24 Haziran 2015 Çarşamba

KÜRT SORUNU ÜZERİNE!..2..belgin aksoy.

KÜRT SORUNU ÜZERİNE!..2..belgin aksoy..Bu tarihte ilk defa olan bir şey değil. Mesela Hititler de kendilerine neşili diyorlardı ama, komşuları için Hitit idiler, Almanlar kendilerine deutsch der, ama slavlar için Nemski, fransızlar için Alleman, İtalyanlar için de tedeschi dirler. Ingilizler ise yekten German deyip geçmişler. Sanırım daha kapsayıcı olan bir tabir, ancak ilk kullanan Romalılar. Romalılar tüm germen kabilelerinde benzer olan şeylere odaklanarak hepsine bu ismi vermişler. Aynı hesapla Kürt tabiri bildiğim kadarıyla Arap yazarların kullandığıkapsayıcı bir tanım: Kurd-çoğulu ekrad. Olasılıkla belirli bölgede yaşayan adetleri ve dilleri ortak bir halkı belirten bir sözcük.Kürtleri 18.yy dan sonra oluştu demek iddialı olur, ama Kürtçenin farklı lehçelerde de olsa yazılı hale gelmesi elbette bir dönüm noktası olsa gerek.sanırım o bölgelerde merkezi otorite ile arajman içinde yaşayan feodal beylerin varlığını kabul etmek durumundayız. Mezhep kuşkusuz önemli bir gerekçe idi, kimin Osmanı'ya kimin Safevilere bağlanacağı hususunda. Bunların dil olarak da uniter bir hale gelmeleri gerçekleşmemiş. Yazılı kültürün gecikmesiyle ilgili. Şu an aslında bir labratuvar misali bakmak lazım. Siyaseten Sorani'nin standartlaşması beklenir, ama Kurmanci konuşanların sayısı daha fazla. Zaza tartışmasını burada yapmak doğru mu bilemiyorum. Onların Kürt dil grubu ile akrabalık dereceleri bildiğim kadarıyla tartışmalı bir konu. Tunceli yanılmıyorsam bu toplulukların yaşadığı bir yer.Benim bildiğim kadarıyla kapalı Kürt bölgesi tanımlamak da zor. Genelde şehir merkezlerinde Türkçe kırsalda Kürtçe dağılımı var. Bunu merkezi otorite ile açıklasak bile, bir de sürülen Türkmeneler olmuş Kürt bölgelerine.
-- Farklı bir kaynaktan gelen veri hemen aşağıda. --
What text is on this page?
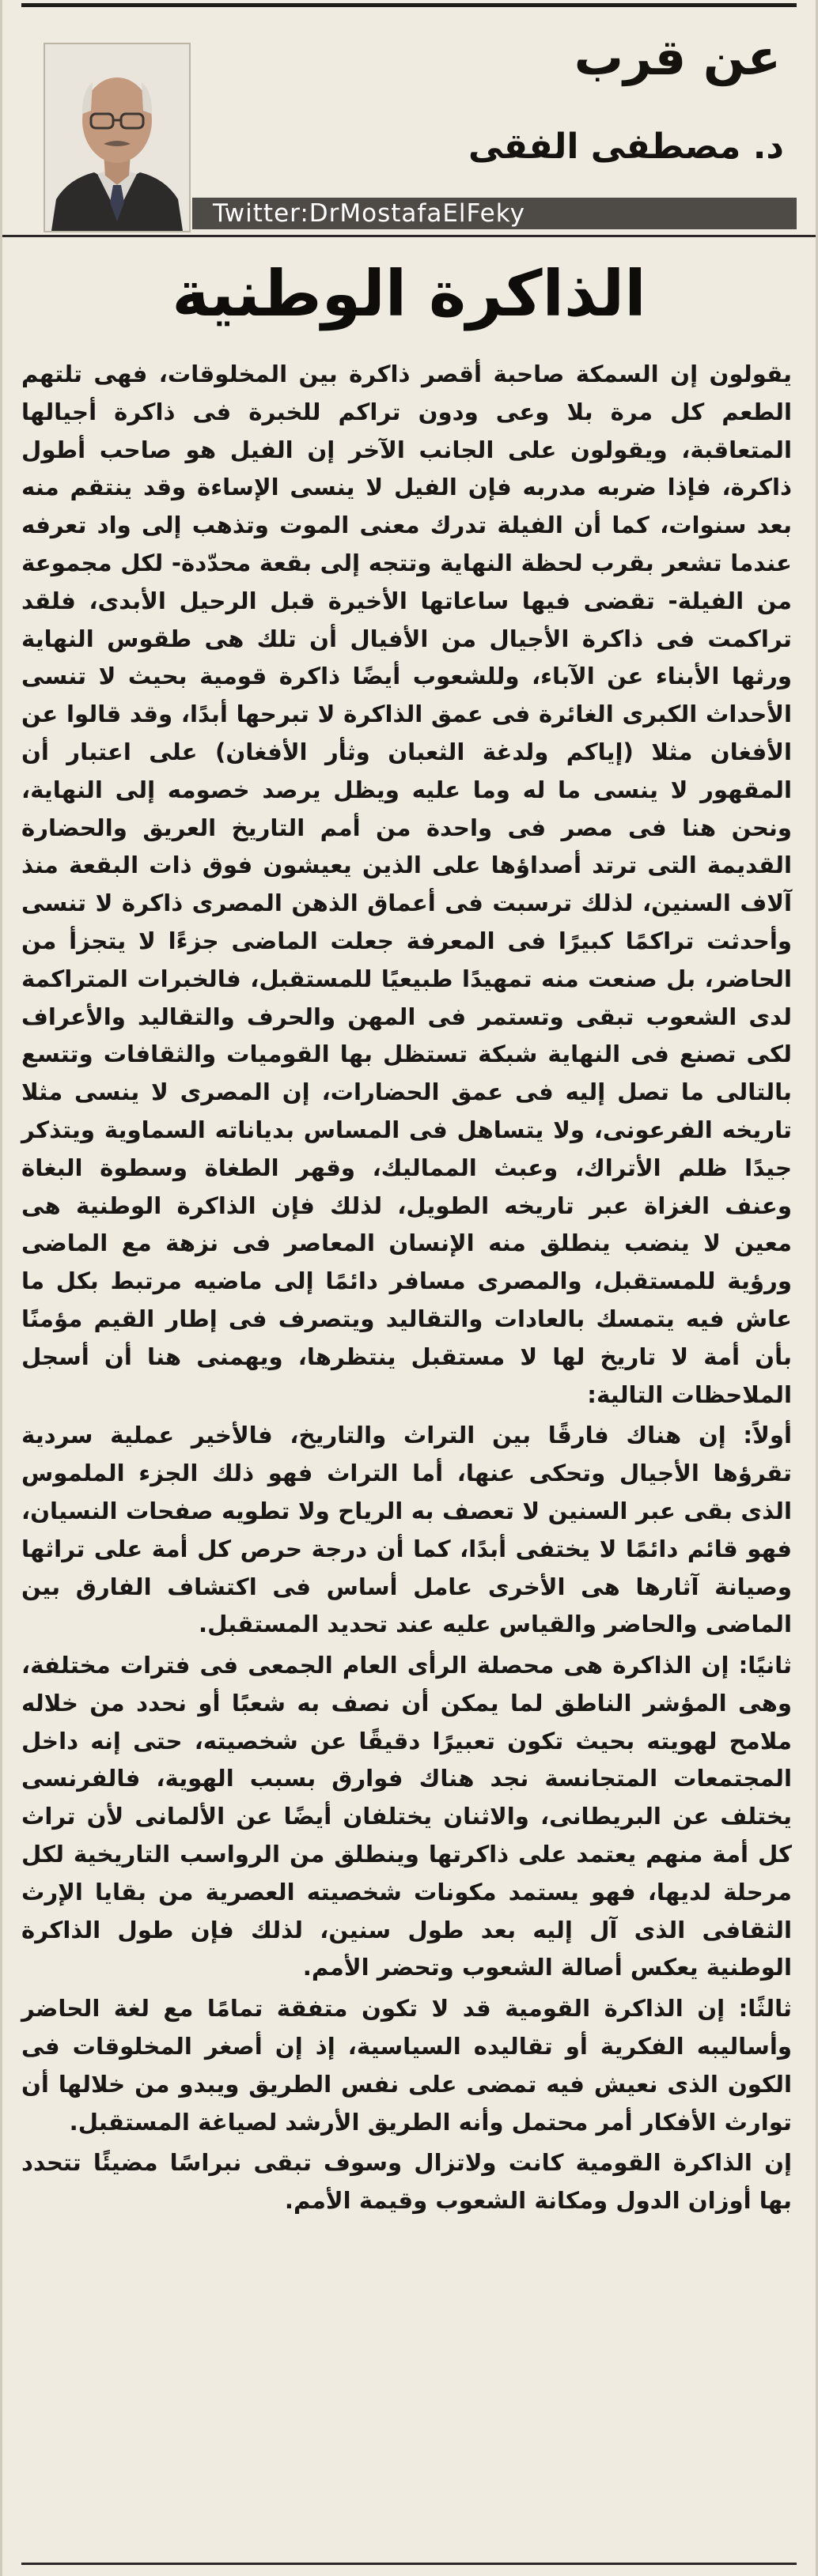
عن قرب
د. مصطفى الفقى
Twitter:DrMostafaElFeky
الذاكرة الوطنية

يقولون إن السمكة صاحبة أقصر ذاكرة بين المخلوقات، فهى تلتهم الطعم كل مرة بلا وعى ودون تراكم للخبرة فى ذاكرة أجيالها المتعاقبة، ويقولون على الجانب الآخر إن الفيل هو صاحب أطول ذاكرة، فإذا ضربه مدربه فإن الفيل لا ينسى الإساءة وقد ينتقم منه بعد سنوات، كما أن الفيلة تدرك معنى الموت وتذهب إلى واد تعرفه عندما تشعر بقرب لحظة النهاية وتتجه إلى بقعة محدّدة- لكل مجموعة من الفيلة- تقضى فيها ساعاتها الأخيرة قبل الرحيل الأبدى، فلقد تراكمت فى ذاكرة الأجيال من الأفيال أن تلك هى طقوس النهاية ورثها الأبناء عن الآباء، وللشعوب أيضًا ذاكرة قومية بحيث لا تنسى الأحداث الكبرى الغائرة فى عمق الذاكرة لا تبرحها أبدًا، وقد قالوا عن الأفغان مثلا (إياكم ولدغة الثعبان وثأر الأفغان) على اعتبار أن المقهور لا ينسى ما له وما عليه ويظل يرصد خصومه إلى النهاية، ونحن هنا فى مصر فى واحدة من أمم التاريخ العريق والحضارة القديمة التى ترتد أصداؤها على الذين يعيشون فوق ذات البقعة منذ آلاف السنين، لذلك ترسبت فى أعماق الذهن المصرى ذاكرة لا تنسى وأحدثت تراكمًا كبيرًا فى المعرفة جعلت الماضى جزءًا لا يتجزأ من الحاضر، بل صنعت منه تمهيدًا طبيعيًا للمستقبل، فالخبرات المتراكمة لدى الشعوب تبقى وتستمر فى المهن والحرف والتقاليد والأعراف لكى تصنع فى النهاية شبكة تستظل بها القوميات والثقافات وتتسع بالتالى ما تصل إليه فى عمق الحضارات، إن المصرى لا ينسى مثلا تاريخه الفرعونى، ولا يتساهل فى المساس بدياناته السماوية ويتذكر جيدًا ظلم الأتراك، وعبث المماليك، وقهر الطغاة وسطوة البغاة وعنف الغزاة عبر تاريخه الطويل، لذلك فإن الذاكرة الوطنية هى معين لا ينضب ينطلق منه الإنسان المعاصر فى نزهة مع الماضى ورؤية للمستقبل، والمصرى مسافر دائمًا إلى ماضيه مرتبط بكل ما عاش فيه يتمسك بالعادات والتقاليد ويتصرف فى إطار القيم مؤمنًا بأن أمة لا تاريخ لها لا مستقبل ينتظرها، ويهمنى هنا أن أسجل الملاحظات التالية:

أولاً: إن هناك فارقًا بين التراث والتاريخ، فالأخير عملية سردية تقرؤها الأجيال وتحكى عنها، أما التراث فهو ذلك الجزء الملموس الذى بقى عبر السنين لا تعصف به الرياح ولا تطويه صفحات النسيان، فهو قائم دائمًا لا يختفى أبدًا، كما أن درجة حرص كل أمة على تراثها وصيانة آثارها هى الأخرى عامل أساس فى اكتشاف الفارق بين الماضى والحاضر والقياس عليه عند تحديد المستقبل.

ثانيًا: إن الذاكرة هى محصلة الرأى العام الجمعى فى فترات مختلفة، وهى المؤشر الناطق لما يمكن أن نصف به شعبًا أو نحدد من خلاله ملامح لهويته بحيث تكون تعبيرًا دقيقًا عن شخصيته، حتى إنه داخل المجتمعات المتجانسة نجد هناك فوارق بسبب الهوية، فالفرنسى يختلف عن البريطانى، والاثنان يختلفان أيضًا عن الألمانى لأن تراث كل أمة منهم يعتمد على ذاكرتها وينطلق من الرواسب التاريخية لكل مرحلة لديها، فهو يستمد مكونات شخصيته العصرية من بقايا الإرث الثقافى الذى آل إليه بعد طول سنين، لذلك فإن طول الذاكرة الوطنية يعكس أصالة الشعوب وتحضر الأمم.

ثالثًا: إن الذاكرة القومية قد لا تكون متفقة تمامًا مع لغة الحاضر وأساليبه الفكرية أو تقاليده السياسية، إذ إن أصغر المخلوقات فى الكون الذى نعيش فيه تمضى على نفس الطريق ويبدو من خلالها أن توارث الأفكار أمر محتمل وأنه الطريق الأرشد لصياغة المستقبل.

إن الذاكرة القومية كانت ولاتزال وسوف تبقى نبراسًا مضيئًا تتحدد بها أوزان الدول ومكانة الشعوب وقيمة الأمم.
Bir kaç kuşak sonrasında Kürtleşiyor haliyle. Bunları ayırdetmesi kolay, eğer şafi değil de hanefiyseler genelde bir yörüklük oluyor kökende. Karışık işler, bana göre Anadolu öyle mozaik falan değil, bildiğin içinde türlü pişen bir tencere:)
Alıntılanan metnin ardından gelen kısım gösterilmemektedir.